Another past Oscar winner in this category is Christopher Hampton, who received his Oscar back in 1989 for Dangerous Liaisons which was based on his own play. For this year he's adapted another one of his own plays with the word ''dangerous'' in the title; A Dangerous Method, which explores the work of and relationship between Carl Jung and Sigmund Freud.
And yet another pair of previous Adapted Screenplay winners with a project in the race this year are Steve Zaillian (Schindler's List) and Aaron Sorkin (The Social Network), who have teamed up to adapt Moneyball, Michael Lewis' nonfiction account of Billy Beane's computerized drafting system of MLB prospects, for the screen. I'll be interested to see where they can go with it.
George Clooney and Grant Heslov were nominated five years ago for writing Good Night and Good Luck, and are collaborating again to bring us their adaptation of Beau Willimon's play The Ides of March. Political dramas are never an unwise bet, and this one has enough star power to make it a big awards magnet for Clooney and Heslov.

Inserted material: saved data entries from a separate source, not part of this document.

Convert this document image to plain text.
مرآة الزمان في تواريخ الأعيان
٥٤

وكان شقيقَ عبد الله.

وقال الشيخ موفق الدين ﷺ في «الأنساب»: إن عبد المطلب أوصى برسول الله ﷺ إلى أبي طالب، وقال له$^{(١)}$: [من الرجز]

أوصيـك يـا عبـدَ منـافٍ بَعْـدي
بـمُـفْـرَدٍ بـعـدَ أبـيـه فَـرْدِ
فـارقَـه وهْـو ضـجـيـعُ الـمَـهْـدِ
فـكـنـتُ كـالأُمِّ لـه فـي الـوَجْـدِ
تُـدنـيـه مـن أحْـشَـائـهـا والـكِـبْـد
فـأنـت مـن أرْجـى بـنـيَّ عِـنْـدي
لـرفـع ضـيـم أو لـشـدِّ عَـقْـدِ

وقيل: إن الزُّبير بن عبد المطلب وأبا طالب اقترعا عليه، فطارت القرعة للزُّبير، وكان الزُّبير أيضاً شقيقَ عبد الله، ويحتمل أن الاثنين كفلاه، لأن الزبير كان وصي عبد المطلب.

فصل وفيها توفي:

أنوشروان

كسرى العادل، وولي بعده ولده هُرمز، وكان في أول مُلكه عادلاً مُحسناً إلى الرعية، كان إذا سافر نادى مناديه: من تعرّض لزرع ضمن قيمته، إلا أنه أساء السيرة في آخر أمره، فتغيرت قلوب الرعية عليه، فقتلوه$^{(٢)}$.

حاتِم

Back in the realm of more traditional Oscar bait is Steven Spielberg's War Horse, based on Michael Morpurgo's novel which is also coming out as a Broadway play this year. Richard Curtis and Lee Hall have written the screenplay, which is sure to catch many an Academy member's fancy with its sentimental story and hefty WWI setting.
Predicted five:
A Dangerous Method
The Descendants
The Ides of March
Moneyball
War Horse
Also consider: Albert Nobbs, A Better Life, Coriolanus, The Girl with the Dragon Tattoo, The Iron Lady, The Help, The Skin That I Inhabit, Water for Elephants, We Bought a Zoo, We Need to Talk About Kevin.